Piranha is a package distributed by Red Hat that contains Linux Virtual Server (LVS) software, a Web-based graphical user interface (GUI) and monitoring and fail-over components. A backdoor password exists in the GUI portion of Piranha, Version 0.4.12 of piranha-gui that may allow remote attackers to execute commands on the server.
If an affected version of Piranha is installed and the default backdoor password remains unchanged, any remote as well as local user may log in to the LVS Web interface. From there, LVS parameters can be changed and arbitrary commands can be executed with the same privilege as that of the Web server.
The current distribution of Red Hat Linux 6.2 distribution is vulnerable.

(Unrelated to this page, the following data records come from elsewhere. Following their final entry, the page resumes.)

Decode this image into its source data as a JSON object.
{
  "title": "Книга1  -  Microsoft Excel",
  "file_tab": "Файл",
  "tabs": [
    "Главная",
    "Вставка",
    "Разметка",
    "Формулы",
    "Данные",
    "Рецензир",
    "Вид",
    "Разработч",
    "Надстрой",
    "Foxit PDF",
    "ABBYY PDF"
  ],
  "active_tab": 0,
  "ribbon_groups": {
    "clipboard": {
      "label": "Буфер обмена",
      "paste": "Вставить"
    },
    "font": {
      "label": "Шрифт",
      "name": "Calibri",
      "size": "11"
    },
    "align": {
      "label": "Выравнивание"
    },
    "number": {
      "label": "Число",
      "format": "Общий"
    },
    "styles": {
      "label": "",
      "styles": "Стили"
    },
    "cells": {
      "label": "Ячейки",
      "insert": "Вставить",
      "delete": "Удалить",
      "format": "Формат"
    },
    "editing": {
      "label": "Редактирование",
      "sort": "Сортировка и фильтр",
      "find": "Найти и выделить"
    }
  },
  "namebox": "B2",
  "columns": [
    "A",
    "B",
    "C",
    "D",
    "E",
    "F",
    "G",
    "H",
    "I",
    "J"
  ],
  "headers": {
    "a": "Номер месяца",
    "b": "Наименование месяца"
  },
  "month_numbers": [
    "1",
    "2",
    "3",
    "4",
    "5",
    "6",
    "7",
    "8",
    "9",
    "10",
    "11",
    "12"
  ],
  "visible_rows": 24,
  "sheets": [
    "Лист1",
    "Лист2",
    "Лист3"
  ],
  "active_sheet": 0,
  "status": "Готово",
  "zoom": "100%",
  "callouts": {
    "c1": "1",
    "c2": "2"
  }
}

Red Hat has provided updated piranha, piranha-doc and piranha-gui packages, 0.4.13-1. ISS X-Force recommends to its customers that these patches be installed immediately. The updated piranha-gui package addresses the password and arbitrary command execution vulnerability. After upgrading to piranha 0.4.13-1, users should ensure that a password is set by logging into the piranha Web gui and setting one, the security firm advised.
The updated packages are available on the Red Hat Web site, with version number 0.4.13-1.